Además de la presencia recurrente en mis días de mi maestro y del amo al cual se supone que debía servir, no podía decir que tuviera algo que se pareciera a la compañía de alguien en la corte. El día en que robé uno de sus libros de conjuros a mi maestro, no me paré a ver cuál me estaba llevando. Quería invocar a un atronach; porque los tenía prohibidos. Contaba con tiempo limitado y bastó con leer la palabra "atronach" en la cubierta para tomarlo y huir al haber advertido a mi maestro rondando cerca. Ya al cobijo de los bosques, lejos del castillo, cuando revisaba el tomo mágico, en la primera página aparecía el grabado de una silueta femenina con grandes cuernos sobre la cabeza. No sabía qué tipo de atronach era, hasta que me sumí en la lectura del tomo y descubrí que se trataba de una criatura daedra de las llamas. A partir de ahí, no descansé hasta haber conseguido, después de varios días de intentarlo, abrir el portal a Infernace con la ayuda del tomo. Y después de ello, tras haber pronunciado las palabras de invocación correctamente, mi atronach apareció frente a mí, envuelta en llamas; resplandeciente, llena de colores, emitiendo un calor vibrante...
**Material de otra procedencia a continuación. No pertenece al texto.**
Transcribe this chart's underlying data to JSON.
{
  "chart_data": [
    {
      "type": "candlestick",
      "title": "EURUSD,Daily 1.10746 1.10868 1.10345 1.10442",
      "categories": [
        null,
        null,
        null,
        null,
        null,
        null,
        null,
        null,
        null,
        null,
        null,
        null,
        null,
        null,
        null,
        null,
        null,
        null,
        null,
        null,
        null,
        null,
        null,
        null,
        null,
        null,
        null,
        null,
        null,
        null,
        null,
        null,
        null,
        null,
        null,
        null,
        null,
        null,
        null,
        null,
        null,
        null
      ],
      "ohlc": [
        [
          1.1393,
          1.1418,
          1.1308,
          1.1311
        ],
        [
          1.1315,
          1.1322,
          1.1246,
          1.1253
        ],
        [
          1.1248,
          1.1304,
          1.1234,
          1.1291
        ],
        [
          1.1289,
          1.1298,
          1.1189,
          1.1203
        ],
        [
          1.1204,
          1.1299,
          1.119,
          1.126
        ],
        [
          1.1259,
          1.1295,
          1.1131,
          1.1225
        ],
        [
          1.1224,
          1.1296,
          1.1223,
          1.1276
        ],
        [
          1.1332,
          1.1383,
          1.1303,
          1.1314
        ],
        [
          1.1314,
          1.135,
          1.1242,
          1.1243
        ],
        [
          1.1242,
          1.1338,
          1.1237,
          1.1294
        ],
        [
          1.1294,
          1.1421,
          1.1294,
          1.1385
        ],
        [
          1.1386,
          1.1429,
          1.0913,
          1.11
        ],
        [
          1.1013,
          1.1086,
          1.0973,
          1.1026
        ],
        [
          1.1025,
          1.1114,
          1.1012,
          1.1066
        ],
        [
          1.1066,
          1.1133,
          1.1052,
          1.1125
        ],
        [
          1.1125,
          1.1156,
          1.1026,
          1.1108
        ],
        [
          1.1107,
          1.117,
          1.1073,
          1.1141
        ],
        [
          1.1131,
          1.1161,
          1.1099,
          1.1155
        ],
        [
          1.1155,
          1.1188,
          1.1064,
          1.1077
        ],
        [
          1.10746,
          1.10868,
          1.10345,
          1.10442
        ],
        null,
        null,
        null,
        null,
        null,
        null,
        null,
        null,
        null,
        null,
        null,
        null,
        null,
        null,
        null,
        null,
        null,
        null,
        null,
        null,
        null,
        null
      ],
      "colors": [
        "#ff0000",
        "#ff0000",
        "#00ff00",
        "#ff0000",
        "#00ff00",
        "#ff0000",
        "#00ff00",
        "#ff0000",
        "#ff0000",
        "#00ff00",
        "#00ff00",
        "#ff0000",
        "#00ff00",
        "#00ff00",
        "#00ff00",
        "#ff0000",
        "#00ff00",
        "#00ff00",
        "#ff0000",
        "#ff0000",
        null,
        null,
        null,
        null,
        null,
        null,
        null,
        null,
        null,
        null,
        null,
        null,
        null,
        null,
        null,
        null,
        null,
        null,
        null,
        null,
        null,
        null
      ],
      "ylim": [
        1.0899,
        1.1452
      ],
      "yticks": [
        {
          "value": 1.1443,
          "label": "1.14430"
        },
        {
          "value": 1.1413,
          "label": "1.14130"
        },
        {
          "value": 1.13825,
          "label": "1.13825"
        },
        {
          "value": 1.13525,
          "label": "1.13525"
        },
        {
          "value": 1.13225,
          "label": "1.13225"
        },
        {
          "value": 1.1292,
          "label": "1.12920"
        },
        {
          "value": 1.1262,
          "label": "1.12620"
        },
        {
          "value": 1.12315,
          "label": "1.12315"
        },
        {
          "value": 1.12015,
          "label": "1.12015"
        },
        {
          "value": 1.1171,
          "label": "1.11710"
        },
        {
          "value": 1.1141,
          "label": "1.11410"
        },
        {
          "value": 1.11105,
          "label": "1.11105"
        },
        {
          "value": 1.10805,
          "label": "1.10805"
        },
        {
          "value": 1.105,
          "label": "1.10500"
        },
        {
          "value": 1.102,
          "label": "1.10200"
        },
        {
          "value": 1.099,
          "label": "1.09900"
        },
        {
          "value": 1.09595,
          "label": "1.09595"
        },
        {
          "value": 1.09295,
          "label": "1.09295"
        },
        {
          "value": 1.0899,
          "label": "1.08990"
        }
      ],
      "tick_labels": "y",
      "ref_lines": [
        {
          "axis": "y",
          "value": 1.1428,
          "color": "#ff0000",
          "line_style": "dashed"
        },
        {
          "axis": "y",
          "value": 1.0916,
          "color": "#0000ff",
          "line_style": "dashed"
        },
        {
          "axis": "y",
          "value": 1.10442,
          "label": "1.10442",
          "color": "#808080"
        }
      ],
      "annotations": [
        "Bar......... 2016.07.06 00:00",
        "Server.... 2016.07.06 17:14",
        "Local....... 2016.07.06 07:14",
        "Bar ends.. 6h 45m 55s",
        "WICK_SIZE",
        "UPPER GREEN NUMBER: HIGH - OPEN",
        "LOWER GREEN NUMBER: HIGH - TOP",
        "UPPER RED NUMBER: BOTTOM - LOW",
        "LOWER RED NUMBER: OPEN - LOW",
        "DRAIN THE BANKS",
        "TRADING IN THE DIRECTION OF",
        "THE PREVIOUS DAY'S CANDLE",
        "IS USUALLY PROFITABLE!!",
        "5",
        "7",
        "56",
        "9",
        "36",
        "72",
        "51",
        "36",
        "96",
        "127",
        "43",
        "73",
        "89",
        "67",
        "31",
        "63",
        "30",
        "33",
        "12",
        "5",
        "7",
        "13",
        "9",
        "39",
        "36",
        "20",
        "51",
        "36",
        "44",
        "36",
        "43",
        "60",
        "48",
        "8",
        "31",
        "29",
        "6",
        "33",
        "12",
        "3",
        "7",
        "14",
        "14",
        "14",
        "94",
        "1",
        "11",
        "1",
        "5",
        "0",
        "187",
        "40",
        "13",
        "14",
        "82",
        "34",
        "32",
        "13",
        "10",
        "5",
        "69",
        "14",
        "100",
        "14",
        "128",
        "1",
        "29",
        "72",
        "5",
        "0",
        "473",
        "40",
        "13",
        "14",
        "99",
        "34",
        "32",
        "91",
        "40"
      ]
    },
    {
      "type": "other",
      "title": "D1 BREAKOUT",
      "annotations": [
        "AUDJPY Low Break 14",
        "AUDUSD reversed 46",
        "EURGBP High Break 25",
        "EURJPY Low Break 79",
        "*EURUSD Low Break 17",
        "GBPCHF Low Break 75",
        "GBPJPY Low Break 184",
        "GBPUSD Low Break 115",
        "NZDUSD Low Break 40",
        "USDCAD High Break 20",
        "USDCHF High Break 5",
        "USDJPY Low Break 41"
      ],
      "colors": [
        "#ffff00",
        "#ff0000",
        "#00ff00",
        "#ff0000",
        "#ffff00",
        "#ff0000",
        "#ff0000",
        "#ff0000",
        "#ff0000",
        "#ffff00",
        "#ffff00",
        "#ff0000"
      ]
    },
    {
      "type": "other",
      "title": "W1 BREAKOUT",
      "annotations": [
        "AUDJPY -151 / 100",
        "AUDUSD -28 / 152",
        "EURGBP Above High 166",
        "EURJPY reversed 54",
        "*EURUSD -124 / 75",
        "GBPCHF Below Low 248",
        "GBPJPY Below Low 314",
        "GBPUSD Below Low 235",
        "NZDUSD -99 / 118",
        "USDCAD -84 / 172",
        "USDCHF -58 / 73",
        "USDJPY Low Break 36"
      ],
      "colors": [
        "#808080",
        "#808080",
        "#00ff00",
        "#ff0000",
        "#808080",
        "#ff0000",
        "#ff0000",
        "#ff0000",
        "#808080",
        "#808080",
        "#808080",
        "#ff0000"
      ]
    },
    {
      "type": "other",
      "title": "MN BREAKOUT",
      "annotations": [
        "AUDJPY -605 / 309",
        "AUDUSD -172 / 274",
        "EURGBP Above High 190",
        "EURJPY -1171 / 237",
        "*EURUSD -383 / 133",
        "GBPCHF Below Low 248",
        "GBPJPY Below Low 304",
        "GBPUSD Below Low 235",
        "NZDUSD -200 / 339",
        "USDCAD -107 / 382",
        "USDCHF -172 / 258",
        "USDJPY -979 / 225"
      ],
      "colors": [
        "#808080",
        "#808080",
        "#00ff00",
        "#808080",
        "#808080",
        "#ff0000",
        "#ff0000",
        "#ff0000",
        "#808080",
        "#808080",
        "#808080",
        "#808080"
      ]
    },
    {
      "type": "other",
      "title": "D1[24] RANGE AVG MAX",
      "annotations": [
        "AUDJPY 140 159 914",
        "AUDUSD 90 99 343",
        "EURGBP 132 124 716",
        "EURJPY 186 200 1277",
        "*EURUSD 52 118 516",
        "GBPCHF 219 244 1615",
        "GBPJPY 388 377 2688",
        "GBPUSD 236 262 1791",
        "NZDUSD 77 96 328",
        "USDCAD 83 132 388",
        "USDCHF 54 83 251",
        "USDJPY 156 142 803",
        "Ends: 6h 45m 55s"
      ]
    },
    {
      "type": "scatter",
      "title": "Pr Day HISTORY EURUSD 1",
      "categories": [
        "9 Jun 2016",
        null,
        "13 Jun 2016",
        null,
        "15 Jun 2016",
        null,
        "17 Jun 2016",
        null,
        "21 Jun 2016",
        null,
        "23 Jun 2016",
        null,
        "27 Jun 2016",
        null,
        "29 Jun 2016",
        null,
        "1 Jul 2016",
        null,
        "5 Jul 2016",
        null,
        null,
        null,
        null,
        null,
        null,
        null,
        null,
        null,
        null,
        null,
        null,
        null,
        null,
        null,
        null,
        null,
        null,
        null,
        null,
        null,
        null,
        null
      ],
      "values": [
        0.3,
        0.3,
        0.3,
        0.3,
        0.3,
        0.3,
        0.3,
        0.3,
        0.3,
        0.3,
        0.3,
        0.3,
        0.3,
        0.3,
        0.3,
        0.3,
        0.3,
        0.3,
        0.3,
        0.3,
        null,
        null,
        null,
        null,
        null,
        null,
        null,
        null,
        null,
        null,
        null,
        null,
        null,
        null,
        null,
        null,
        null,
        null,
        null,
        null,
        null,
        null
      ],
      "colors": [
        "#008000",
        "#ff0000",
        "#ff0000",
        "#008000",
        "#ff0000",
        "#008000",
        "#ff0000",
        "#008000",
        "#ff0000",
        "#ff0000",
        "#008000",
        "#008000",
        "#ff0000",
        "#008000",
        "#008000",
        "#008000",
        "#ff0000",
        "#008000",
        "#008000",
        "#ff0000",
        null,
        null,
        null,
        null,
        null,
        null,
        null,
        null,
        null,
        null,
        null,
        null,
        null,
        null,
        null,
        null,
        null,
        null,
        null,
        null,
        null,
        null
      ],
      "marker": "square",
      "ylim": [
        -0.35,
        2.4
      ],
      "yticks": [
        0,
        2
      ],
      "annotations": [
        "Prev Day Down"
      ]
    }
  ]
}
Ella fue mi primer contacto con el fuego. Haber sido capaz de dominar un elemento tan destructivo y poderoso me hizo sentir en control por primera vez en mi vida. En aquel instante decidí que me convertiría en un hechicero piromante. Y también decidí que usaría ese poder para ser libre un día.
No recordaba mucho sobre la mujer que había sido mi madre... Pero recordaba su nombre. Y resolví que no podía haber un nombre mejor para la criatura gracias a la cual estaba a punto de renacer.
De esa manera fue que, durante el primer encuentro con mi atronach cuando era muy niño, terminé dando a la dama ígnea el nombre de Ysyn. El nombre de mi madre.